Dondinho's football dreams ended in serious injury, plunging the family into poverty and making Pele's mother dead set against the idea of a career in football for her son. Those maternal reservations were overcome, but the lessons stayed with him. He was entering an insecure profession, full of risks. He should take nothing for granted and make sure to look after himself financially.
Pele was spurred on by the two most powerful motivating forces. There was the pride in his profession that he took from his father, and the fear of failure placed in him by his mother. Working together, pride and fear pushed him ever harder -- to think faster, run harder, jump higher, train better, respond better to pressure.
The often tiresome arguments about the greatest of all time can become even more tiresome when Pele's advocates start talking about the over 1,000 goals that he scored. Many of them came in friendlies; Santos played lots of them because at the time it was much more lucrative than taking part in the South American equivalent of the Champions League, and it would have been impossible otherwise for a relatively modest club to pay Pele and his brilliant supporting cast. But Pele's genius did not lay in mere statistical accumulation, in calculating how many goals he scored when playing for the Brazilian Army.
Mere numbers cannot do him justice. His greatness lies in the way he bestrode the big occasions, and in the quality of the memories that his career leaves behind.
In 1970, his attacking partner was Tostao, probably the brightest of all his teammates. Tostao recalls introducing Pele to his father -- and seeing his father break down in tears: "It was as if he was in front of his God!"

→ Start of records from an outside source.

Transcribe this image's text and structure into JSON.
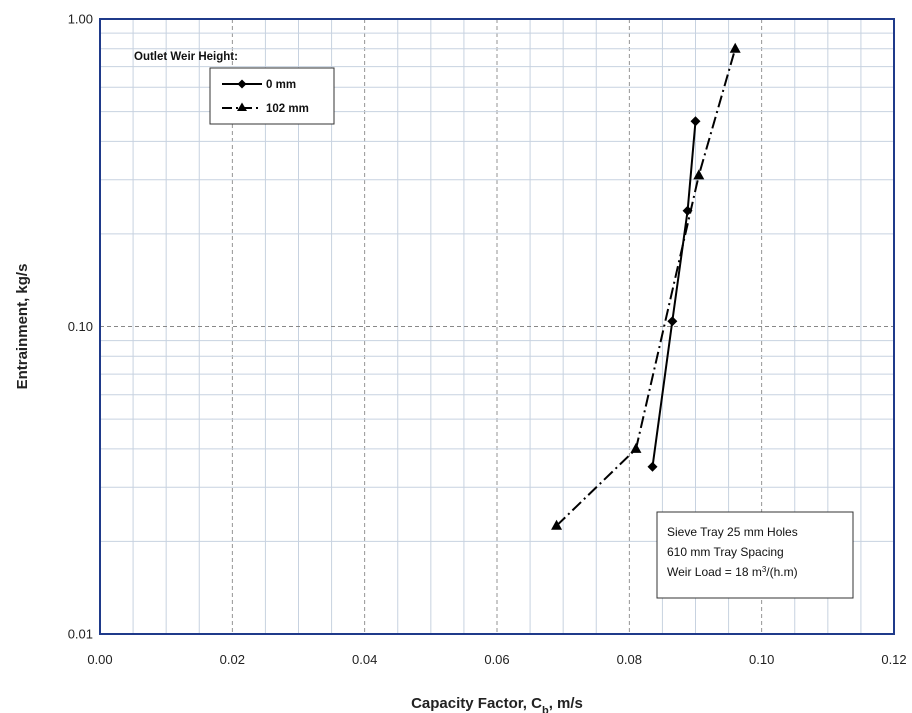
{
  "chart_data": {
    "type": "line",
    "xlabel": "Capacity Factor, C",
    "xlabel_sub": "b",
    "xlabel_suffix": ", m/s",
    "ylabel": "Entrainment,  kg/s",
    "xlim": [
      0,
      0.12
    ],
    "ylim": [
      0.01,
      1.0
    ],
    "y_scale": "log",
    "grid": true,
    "x_ticks": [
      "0.00",
      "0.02",
      "0.04",
      "0.06",
      "0.08",
      "0.10",
      "0.12"
    ],
    "y_ticks": [
      "0.01",
      "0.10",
      "1.00"
    ],
    "legend": {
      "title": "Outlet Weir Height:",
      "placement": "top-left"
    },
    "series": [
      {
        "name": "0 mm",
        "marker": "diamond",
        "line": "solid",
        "color": "#000000",
        "x": [
          0.0835,
          0.0865,
          0.0888,
          0.09
        ],
        "y": [
          0.035,
          0.104,
          0.238,
          0.465
        ]
      },
      {
        "name": "102 mm",
        "marker": "triangle",
        "line": "dash-dot",
        "color": "#000000",
        "x": [
          0.069,
          0.081,
          0.0905,
          0.096
        ],
        "y": [
          0.0225,
          0.04,
          0.31,
          0.8
        ]
      }
    ],
    "annotation": {
      "line1": "Sieve Tray 25 mm Holes",
      "line2": "610 mm Tray Spacing",
      "line3_prefix": "Weir Load = 18 m",
      "line3_sup": "3",
      "line3_suffix": "/(h.m)"
    }
  }
}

Well before the 1958 World Cup the playwright Nelson Rodrigues, an eccentric but brilliant and influential observer of Brazilian football, identified Pele as a genius. He was the first to call him the king of football. While Pele was still a teenager, Rodrigues was arguing that he could greet Michelangelo, Homer or Dante on equal terms, and that "he belongs more to the mythology of football than to football itself."
There is a price to be paid for such adulation. In an interview with the Jornal do Brasil in June of 2004, Pele placed himself in a category with other 1960s figures -- The Beatles and The Stones, Che Guevara, Martin Luther King and Muhammad Ali -- and declared himself "superior" to all of them, either because of their links with drugs or with politics. It came across as an unwise statement, but that competitive drive did not switch off at the moment when he hung up his boots.
His body has also taken a toll. Hip replacements mean that he is not as mobile as he would like and, ever the careful curator of his image and legacy, he had become more reluctant to be seen in public even before the COVID-19 pandemic put him in isolation. But he will surely feel and appreciate the wave of affection for him from all around the world on Friday.
Pele gave immense pleasure to millions and helped to put in place a structure that has given pleasure to millions more in the years since he retired. And by the wonders of social media, his footballing versions of the Sistine Chapel are available for all to watch, appreciate and join the chorus of happy birthday.